Having such a passion for all sea life and her ease with being in the ocean on a daily basis, one would think Sekine was a natural born swimmer or perhaps, a mermaid.
“Not so,” Sekine laughed. “When I was young, I was deeply afraid of the ocean. One day the whole family went to the beach and I remember crying because I didn’t like the beach, I didn’t like the sand, and I didn’t want to go into the water. I kept crying because I couldn’t swim and I was afraid.”
Born in Fukuoka, Japan, Sekine’s family moved three times while she was growing up. Her family members also couldn’t swim.
“I didn’t like swimming until I moved from Fukuoka to Tokyo at age 10,” Sekine said. “Most people in Fukuoka didn’t know how to swim or were really bad swimmers so of course, no one could teach me. While in Tokyo, we had to take swimming as part of PE class and be able to swim 25 meters. I remember being the worst swimmer because everyone in Tokyo knew how to swim. Eventually, I learned the basics and enough to swim 25 meters.
“But then, we moved to Osaka, Japan, and I became the best swimmer in the class. Not because I was a good swimmer, but because no one there knew how to swim! So, even if I could barely make 25 meters, when compared to everyone else, I could honestly say I was the best swimmer and this happened with no practice and no effort.”
In junior high, Sekine joined a swim club and a true passion for swimming evolved. Her dislike turned into determination and a desire toward becoming a confident and skilled swimmer. By the time she attended college in Nagoya, Sekine became a certified swim coach and offered pool lessons to school aged children between five and 13 years of age.
From there, Sekine moved to Australia for a year and studied scuba diving along the Great Barrier Reef and Bondi Beach. Sekine said she swam almost every day and that’s when she felt passionate about scuba diving along with a deep respect for the ocean. She also began to dabble in underwater photography.
At age 41, Sekine moved to Kailua-Kona with her husband in 1997.
“My husband secured a job with Kealakehe Elementary as a special education teacher for the visually impaired,” she said. “His job had him traveling to different schools and he was very busy. I also learned how to drive for the first time. However, four years later he passed away from a heart attack while playing basketball at the Kailua gym.”
Feeling heartbroken, Sekine took a lifeguard training course with the legendary Hall of Fame swim coach, Steve Borowski, and also joined his popular Kona Aquatics Masters swim team in 2003.

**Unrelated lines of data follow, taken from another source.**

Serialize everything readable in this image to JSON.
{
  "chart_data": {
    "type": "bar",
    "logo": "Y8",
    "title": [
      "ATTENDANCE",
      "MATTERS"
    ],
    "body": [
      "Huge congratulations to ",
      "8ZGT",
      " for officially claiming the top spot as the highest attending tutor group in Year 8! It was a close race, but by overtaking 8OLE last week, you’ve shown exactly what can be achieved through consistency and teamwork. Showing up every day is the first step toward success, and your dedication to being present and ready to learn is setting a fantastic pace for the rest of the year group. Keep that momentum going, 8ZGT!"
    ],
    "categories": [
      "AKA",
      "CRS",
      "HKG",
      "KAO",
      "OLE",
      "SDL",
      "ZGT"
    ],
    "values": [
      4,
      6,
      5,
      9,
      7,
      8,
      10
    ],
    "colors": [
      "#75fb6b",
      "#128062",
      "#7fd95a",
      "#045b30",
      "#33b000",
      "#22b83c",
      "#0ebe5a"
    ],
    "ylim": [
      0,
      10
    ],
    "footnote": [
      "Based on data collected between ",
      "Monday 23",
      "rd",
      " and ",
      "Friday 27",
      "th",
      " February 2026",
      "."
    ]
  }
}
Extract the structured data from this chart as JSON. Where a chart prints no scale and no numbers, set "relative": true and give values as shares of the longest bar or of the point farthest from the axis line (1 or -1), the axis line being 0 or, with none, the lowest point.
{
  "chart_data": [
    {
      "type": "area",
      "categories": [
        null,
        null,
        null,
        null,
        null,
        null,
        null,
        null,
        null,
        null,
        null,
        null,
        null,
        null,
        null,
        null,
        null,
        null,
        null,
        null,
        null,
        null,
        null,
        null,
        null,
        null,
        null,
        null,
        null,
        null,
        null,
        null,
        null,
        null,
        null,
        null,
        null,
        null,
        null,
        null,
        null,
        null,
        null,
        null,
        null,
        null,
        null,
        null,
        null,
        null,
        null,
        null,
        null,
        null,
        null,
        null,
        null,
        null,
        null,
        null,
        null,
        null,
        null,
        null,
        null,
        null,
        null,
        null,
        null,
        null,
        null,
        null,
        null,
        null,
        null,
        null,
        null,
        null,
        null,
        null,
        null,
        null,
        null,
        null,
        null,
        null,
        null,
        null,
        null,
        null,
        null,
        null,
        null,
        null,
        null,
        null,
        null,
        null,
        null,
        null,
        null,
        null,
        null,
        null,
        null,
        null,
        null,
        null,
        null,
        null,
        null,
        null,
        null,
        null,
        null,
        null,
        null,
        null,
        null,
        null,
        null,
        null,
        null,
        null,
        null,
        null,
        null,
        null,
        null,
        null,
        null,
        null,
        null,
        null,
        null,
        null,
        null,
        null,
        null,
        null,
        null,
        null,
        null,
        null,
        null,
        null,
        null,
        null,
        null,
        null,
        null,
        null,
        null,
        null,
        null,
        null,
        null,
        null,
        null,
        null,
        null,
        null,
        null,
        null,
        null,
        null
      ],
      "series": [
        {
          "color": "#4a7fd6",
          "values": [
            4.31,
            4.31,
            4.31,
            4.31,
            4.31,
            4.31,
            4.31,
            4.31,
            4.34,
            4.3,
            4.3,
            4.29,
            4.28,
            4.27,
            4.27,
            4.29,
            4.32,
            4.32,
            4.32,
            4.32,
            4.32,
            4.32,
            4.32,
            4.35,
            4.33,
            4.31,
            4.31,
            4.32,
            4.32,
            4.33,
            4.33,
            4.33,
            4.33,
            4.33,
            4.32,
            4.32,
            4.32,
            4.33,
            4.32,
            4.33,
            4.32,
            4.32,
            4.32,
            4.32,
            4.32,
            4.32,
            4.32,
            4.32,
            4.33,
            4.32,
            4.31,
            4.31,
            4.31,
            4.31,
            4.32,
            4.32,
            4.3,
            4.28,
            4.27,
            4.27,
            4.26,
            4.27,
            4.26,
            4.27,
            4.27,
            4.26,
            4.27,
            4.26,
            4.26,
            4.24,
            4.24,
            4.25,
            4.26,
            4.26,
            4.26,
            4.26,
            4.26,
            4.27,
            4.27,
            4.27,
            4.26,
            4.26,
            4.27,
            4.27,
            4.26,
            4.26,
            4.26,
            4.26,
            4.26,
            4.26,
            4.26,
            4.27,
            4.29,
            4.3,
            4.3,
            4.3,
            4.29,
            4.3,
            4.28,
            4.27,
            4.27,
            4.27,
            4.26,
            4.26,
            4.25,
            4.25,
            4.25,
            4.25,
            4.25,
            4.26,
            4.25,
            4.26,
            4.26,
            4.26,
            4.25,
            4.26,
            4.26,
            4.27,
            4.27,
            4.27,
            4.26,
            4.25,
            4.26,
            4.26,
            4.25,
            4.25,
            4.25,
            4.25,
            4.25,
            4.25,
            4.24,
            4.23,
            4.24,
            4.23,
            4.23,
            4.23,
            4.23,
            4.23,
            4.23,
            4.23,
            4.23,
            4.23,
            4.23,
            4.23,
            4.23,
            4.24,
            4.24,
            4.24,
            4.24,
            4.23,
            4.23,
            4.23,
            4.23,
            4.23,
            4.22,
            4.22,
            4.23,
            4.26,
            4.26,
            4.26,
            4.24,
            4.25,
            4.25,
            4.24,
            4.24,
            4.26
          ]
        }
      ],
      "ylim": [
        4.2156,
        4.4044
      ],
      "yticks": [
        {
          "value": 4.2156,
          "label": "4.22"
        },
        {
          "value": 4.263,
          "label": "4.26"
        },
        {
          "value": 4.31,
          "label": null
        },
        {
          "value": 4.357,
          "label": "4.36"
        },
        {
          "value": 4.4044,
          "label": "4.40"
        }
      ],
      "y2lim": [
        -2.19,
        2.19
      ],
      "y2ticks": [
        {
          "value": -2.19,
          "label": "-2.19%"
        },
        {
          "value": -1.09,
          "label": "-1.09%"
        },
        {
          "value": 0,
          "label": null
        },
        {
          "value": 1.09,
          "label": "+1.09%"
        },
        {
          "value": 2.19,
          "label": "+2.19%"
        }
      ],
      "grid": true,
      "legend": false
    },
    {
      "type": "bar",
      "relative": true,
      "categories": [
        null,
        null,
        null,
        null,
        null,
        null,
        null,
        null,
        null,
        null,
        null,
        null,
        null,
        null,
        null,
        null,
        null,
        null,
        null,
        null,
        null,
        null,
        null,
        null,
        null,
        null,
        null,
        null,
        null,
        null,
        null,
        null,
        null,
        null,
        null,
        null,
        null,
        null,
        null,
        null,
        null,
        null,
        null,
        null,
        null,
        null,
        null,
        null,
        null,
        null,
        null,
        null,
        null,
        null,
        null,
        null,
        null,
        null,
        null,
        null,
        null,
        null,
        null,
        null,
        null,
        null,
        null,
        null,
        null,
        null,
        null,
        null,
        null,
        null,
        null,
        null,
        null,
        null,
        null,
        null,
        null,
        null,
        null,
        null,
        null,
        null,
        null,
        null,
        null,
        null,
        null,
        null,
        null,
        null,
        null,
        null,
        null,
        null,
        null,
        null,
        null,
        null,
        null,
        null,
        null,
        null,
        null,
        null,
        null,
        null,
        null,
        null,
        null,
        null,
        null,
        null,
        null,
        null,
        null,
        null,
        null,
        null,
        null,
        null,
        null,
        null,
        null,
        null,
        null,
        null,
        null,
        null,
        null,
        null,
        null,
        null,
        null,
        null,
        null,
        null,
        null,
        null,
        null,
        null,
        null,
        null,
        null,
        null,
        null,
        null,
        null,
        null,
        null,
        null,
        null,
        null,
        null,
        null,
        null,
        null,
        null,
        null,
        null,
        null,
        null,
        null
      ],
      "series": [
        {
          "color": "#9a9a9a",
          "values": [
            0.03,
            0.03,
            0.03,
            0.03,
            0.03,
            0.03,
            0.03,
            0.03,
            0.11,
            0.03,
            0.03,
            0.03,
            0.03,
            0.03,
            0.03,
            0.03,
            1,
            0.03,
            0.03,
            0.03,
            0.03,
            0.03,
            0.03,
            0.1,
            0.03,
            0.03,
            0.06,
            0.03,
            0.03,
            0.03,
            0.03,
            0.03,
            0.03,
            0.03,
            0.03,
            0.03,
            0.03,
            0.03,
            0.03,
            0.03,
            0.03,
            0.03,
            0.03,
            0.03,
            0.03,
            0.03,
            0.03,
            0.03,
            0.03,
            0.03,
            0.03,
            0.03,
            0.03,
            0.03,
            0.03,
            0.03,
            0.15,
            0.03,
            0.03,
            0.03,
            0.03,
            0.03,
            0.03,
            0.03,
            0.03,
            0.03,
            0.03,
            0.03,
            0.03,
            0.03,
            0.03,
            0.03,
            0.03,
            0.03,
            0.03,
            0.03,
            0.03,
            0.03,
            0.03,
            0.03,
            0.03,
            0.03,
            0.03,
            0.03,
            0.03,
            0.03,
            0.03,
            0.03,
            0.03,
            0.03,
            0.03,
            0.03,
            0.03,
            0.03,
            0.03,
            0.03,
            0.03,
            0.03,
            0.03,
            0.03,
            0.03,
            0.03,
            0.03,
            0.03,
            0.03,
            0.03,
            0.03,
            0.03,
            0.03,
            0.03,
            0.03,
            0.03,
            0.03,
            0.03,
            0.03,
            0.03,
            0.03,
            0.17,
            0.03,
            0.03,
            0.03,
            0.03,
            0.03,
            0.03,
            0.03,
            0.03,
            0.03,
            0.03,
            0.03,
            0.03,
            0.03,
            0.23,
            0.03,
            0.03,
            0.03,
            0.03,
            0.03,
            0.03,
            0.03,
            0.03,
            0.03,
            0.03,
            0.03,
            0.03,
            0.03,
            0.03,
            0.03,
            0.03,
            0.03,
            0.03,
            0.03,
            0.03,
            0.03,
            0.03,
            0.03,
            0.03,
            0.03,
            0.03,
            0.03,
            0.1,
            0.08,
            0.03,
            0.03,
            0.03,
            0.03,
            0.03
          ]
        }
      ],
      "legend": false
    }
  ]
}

Sekine’s aquatic endeavors continued as she competed in dozens of swim races across the island. She routinely claimed age-group podium spots at competitive races like the King’s Swim, Hapuna Rough Water Swim, Kukio Blue Water Swim, and the Cinco de Mayo Splash. She also returned to her love for underwater photography.
“I’ve been taking very bad photos for a long time,” Sekine laughed. “So, I have a long career of taking bad photos. But now, with my waterproof Nikon Coolpix, I’m able to take some descent photos. It’s an all-weather camera and allows me to go 30 meters under water.”
Now, feeling the impact of the world struggling with the COVID-19 pandemic, Sekine turns to the ocean for daily meditation and an escape into the world beneath.
“The ocean is very healing – it can heal you on the inside as well as the outside. My favorite photos are of passing dolphin pods, the honu, and the flying gurnard. You can find me at my favorite swim spots — Kaiakeakua Beach, Kahaluu Beach, and Kua Bay.”
Reiko Sekine’s brilliant underwater photography can be viewed in the Community section of West Hawaii Today. Her photos consistently appear at least once per week.